Westfield thespian treads the musical boards

Shows at NJPAC showcase actor’s multiple talents

Tannenbaum as Caesar Rodney in 1776.

Tannenbaum as Caesar Rodney in 1776.

Westfield resident Michael Tannenbaum was bitten by the acting bug at a very young age. While the other first-graders were learning their parts for The Little Gingerbread Man, he was questioning his teacher’s practice of assigning parts by pulling names out of a hat; he wanted her to hold auditions instead. “So at seven years old,” Tannenbaum said, “I knew I was born to compete.”

Today, Tannenbaum, 18, can appreciate that one-time auditioning reprieve as he rehearses for his role in the musical 1776, a part he earned first by competing against other young aspiring actors statewide at open auditions for the New Jersey Youth Theatre, based in his hometown, and then making it through final callbacks. Tannenbaum said the auditions “were scary. You hand someone your info sheet, photo, and resume, and then it’s the classic anticipation game that you go through with all the auditions…. You have one chance to show if you’ve got it or not.”

Preparing for the 1776 role of Caesar Rodney this summer kept Tannenbaum busy researching the historical figure. Rodney is remembered for his famous horse ride to Philadelphia to cast Delaware’s deciding vote for the Declaration of Independence, an event depicted in the Tony Award-winning musical that opened on Broadway in 1969. Tannenbaum pointed out that Rodney also is distinctly remembered because he had a painful and disfiguring cancer on his face.

Tannenbaum, a 2008 graduate of Westfield High School, also kept busy rehearsing. He said the troupe rehearsed “eight hours a day, six days a week. And a week before the production, we rehearsed 12 hours a day.” What has made his schedule even more grueling are rehearsals for his appearance later in the summer in NJYT’s musical Midnight Madness.

In that production, an original play based on Shakespeare’s A Midsummer Night’s Dream, Tannenbaum plays Peter Quince, the director of the amateur theatricals within the play, set in this version in modern-day Manhattan. “It’s fun doing a part never done before,” he said. “The only resources are the people in front and the scripts, and the rest has to come from me.”

Performance withdrawal

Michael Tannenbaum said if he does not perform for a while, “I feel like I’m going through withdrawal.”

Michael Tannenbaum said if he does not perform for a while, “I feel like I’m going through withdrawal.”

Tannenbaum trained at the intensive summer arts program of the Governor’s School of New Jersey, based at The College of New Jersey, and at The American Academy of Dramatic Arts in New York. He also works with an acting coach and appeared in high school productions, including as John Proctor in a production last fall of The Crucible. And, he credits his speaking skills to his parents, Jackie and Doug Tannenbaum (who he said are both excellent speakers), noting that “rhetoric skills are very important in this business.”

And while his first love is performing in front of an audience, “there’s always those late-night hours to write.” For his senior high school project, he wrote the play Next with his friend Elizabeth Harbaugh and also cast, staged, and directed the production. Tannenbaum’s work on Next earned him a Best Production Award and a Critic’s Award for writing at the Bucks County Playhouse’s annual competition.

NJYT board member Richard Eisenberg of Westfield said, “I’ve truly been impressed to watch Mike develop as an actor over the years, from his work in the Westfield High School production of Ghetto — a moving play about the Holocaust — to his leading-man performance in The Crucible. I look forward to seeing him in 1776 and Midnight Madness.”

While Tannenbaum looks back at his accomplishments and works in the present for two musical productions, he also looks forward to his future life as a student at The University of the Arts in Philadelphia. He will start in September and will take “core classes in acting, movement, theater history, voice and speech, lighting, and many electives.”
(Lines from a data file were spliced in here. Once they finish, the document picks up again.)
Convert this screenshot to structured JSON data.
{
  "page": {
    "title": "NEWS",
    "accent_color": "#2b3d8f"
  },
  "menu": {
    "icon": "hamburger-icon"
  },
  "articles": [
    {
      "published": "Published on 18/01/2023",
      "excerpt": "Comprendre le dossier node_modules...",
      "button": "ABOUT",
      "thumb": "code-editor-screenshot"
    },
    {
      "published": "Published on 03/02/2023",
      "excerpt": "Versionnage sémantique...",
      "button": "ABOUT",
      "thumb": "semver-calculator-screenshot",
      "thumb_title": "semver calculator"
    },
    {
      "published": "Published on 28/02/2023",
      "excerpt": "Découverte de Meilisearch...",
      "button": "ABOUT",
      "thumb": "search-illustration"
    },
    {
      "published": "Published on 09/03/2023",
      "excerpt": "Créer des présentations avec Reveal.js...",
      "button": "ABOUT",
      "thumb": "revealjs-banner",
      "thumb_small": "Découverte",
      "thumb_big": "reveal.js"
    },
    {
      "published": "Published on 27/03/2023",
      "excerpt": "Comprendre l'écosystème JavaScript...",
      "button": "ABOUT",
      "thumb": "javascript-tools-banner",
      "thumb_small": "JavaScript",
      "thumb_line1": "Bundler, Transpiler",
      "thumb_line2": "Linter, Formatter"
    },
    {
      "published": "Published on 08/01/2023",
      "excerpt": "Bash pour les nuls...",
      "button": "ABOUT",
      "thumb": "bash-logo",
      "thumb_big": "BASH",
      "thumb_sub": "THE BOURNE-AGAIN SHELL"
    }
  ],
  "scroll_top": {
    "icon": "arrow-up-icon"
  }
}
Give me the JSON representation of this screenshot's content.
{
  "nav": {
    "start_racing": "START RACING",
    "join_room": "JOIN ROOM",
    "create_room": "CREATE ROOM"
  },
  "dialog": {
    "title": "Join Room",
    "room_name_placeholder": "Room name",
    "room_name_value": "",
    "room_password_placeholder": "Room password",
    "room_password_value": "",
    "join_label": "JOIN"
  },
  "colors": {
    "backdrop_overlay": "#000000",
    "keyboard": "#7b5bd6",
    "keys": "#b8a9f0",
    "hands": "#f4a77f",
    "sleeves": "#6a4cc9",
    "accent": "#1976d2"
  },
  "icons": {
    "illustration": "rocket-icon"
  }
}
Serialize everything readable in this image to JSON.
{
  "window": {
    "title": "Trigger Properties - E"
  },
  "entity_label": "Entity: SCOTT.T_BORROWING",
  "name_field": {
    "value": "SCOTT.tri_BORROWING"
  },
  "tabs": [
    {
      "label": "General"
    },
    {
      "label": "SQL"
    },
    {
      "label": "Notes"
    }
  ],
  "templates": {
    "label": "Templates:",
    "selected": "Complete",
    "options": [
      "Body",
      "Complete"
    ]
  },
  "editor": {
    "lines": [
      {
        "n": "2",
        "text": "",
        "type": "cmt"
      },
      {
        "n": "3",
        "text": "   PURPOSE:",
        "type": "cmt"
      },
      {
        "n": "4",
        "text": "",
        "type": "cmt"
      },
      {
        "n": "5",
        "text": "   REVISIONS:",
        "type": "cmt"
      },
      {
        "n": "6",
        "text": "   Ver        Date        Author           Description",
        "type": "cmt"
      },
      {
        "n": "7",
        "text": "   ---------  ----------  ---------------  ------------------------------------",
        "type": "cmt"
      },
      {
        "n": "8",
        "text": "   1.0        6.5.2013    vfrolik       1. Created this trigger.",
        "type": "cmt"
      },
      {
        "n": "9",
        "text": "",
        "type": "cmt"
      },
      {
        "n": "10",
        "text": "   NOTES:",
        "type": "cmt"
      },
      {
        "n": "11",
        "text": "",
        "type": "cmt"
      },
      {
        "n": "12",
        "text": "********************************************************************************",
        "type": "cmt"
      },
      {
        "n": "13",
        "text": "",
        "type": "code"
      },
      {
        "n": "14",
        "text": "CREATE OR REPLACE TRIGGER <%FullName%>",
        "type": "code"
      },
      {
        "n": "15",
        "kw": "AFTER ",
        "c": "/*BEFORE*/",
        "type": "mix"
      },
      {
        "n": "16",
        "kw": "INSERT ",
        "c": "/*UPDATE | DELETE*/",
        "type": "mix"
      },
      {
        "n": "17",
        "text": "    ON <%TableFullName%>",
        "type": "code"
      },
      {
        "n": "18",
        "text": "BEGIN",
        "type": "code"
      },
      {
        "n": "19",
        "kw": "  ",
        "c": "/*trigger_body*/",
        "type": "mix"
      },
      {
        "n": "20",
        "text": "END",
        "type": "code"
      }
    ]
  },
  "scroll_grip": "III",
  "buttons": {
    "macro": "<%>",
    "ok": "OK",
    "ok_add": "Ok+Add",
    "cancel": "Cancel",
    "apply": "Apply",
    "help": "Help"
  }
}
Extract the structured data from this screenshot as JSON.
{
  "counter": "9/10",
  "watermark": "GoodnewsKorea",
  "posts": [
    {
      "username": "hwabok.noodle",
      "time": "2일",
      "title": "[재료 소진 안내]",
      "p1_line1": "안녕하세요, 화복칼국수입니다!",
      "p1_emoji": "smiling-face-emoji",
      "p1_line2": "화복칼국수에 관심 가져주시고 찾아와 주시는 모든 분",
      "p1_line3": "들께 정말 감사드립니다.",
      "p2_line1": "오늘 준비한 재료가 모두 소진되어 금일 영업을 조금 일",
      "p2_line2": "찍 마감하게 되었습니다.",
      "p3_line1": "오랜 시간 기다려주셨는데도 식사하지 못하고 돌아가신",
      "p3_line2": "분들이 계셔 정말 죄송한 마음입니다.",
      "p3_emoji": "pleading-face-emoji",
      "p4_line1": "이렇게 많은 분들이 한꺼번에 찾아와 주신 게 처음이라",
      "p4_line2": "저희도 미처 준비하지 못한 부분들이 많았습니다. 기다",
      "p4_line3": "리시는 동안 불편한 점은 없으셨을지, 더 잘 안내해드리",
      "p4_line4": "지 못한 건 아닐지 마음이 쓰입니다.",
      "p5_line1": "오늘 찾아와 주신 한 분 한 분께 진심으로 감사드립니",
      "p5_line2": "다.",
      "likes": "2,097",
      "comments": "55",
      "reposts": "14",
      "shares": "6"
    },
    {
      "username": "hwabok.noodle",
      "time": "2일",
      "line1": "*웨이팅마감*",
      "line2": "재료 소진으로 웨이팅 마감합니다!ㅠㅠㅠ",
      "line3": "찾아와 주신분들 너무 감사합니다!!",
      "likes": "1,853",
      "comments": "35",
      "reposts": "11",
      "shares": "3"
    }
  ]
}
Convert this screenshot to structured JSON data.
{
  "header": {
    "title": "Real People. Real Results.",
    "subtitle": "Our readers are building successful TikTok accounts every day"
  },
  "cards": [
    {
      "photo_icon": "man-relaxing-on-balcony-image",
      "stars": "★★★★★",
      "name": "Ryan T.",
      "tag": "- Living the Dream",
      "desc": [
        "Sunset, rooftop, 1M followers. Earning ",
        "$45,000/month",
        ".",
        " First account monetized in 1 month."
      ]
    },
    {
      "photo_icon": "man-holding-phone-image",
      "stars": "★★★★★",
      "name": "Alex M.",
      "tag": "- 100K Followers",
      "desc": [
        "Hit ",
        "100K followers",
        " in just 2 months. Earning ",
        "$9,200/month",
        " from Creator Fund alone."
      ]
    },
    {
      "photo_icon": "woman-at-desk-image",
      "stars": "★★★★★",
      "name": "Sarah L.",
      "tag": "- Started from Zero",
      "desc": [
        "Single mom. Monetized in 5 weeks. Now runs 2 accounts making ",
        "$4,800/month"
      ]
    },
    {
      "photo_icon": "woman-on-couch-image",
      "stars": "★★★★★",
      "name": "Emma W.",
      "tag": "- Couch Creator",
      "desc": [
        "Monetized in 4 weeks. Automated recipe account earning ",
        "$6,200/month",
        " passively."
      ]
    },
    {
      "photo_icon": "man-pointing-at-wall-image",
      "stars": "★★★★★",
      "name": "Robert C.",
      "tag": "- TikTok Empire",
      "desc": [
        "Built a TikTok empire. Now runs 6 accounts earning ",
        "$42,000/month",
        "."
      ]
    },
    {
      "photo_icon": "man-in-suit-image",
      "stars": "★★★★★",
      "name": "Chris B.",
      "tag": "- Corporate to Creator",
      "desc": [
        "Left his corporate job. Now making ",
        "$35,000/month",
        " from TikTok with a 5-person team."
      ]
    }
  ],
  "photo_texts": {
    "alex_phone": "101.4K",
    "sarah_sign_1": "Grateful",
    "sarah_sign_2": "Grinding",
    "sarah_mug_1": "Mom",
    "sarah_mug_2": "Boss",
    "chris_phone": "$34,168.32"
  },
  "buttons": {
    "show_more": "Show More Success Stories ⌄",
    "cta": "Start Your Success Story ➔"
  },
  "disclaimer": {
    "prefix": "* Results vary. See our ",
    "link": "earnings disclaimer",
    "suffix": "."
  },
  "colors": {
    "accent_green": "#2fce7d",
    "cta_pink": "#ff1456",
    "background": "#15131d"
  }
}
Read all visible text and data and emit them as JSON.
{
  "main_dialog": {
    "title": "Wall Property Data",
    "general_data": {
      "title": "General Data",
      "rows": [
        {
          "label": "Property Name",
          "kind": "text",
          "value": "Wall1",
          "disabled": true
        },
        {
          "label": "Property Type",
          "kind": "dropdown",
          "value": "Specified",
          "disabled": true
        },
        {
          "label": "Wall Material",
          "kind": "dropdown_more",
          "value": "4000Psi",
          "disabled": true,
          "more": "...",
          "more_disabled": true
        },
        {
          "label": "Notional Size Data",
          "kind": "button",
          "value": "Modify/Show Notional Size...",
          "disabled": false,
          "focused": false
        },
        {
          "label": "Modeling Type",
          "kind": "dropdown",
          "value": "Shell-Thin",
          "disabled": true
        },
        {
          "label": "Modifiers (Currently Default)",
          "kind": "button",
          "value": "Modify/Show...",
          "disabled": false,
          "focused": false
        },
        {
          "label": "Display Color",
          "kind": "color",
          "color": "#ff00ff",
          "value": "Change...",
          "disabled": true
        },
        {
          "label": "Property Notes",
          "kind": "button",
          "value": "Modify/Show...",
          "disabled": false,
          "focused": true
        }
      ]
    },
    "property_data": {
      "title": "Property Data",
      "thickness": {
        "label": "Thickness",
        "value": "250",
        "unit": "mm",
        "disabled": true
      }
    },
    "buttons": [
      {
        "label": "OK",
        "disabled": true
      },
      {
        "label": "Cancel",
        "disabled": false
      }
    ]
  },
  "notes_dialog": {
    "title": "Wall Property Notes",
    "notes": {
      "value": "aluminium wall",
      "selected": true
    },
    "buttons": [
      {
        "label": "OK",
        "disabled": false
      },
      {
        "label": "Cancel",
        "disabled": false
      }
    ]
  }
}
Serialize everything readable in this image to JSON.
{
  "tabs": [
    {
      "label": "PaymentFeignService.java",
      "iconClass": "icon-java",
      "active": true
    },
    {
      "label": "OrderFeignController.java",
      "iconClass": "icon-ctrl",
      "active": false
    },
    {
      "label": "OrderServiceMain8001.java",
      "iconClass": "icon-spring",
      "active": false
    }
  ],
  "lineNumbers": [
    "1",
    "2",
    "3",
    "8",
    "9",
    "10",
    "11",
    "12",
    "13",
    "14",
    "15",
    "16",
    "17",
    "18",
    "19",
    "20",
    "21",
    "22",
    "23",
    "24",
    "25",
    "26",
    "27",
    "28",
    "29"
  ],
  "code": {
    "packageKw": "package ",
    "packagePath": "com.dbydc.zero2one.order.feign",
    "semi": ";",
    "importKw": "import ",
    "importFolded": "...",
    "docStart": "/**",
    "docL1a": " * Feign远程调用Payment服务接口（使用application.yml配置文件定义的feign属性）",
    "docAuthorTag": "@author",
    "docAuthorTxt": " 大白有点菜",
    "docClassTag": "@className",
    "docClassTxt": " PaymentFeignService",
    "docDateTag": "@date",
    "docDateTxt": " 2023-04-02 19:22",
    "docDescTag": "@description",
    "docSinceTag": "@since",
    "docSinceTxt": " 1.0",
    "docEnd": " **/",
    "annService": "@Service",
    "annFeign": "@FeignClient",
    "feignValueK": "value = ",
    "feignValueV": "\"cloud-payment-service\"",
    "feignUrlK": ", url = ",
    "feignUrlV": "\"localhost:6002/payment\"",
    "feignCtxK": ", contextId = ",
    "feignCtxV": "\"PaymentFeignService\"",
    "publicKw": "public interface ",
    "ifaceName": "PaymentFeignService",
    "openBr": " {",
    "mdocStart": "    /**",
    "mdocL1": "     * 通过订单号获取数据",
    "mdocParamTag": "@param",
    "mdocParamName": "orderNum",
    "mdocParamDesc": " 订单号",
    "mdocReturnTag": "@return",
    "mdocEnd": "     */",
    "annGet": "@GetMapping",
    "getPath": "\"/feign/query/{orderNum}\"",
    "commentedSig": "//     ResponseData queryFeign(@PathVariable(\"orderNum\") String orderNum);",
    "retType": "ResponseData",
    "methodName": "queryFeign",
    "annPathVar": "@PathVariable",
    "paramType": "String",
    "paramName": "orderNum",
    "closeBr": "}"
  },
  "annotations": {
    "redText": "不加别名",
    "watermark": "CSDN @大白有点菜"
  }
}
Tannenbaum — who said, “I like any actor who’s mastered theater and film because those worlds are polar opposites” — has high hopes for his future. If he had a crystal ball and a magic wand, he said, “in 10 years I’ll be a king in Hollywood and New York. I’ll dominate it all” — films and theater.

But fame and stardom aren’t everything for Tannenbaum. “A performer just needs to be on stage. If I’m not performing for a while, I feel like I’m going through withdrawal and I need to get back on the stage.” He said a more realistic future is: “I’ll be living in a dark apartment, writing the next American novel and have five auditions the next day.” And, Tannenbaum made sure to add, “it will be a very small and very dark apartment.”

Tannenbaum doesn’t perform any unusual rituals before the curtain goes up; he simply does a few vocal and physical warm-ups and some deep breaths and reminds himself that he knows what has to be done. Mostly, he remembers, he said, that “it always feels good to be on stage.”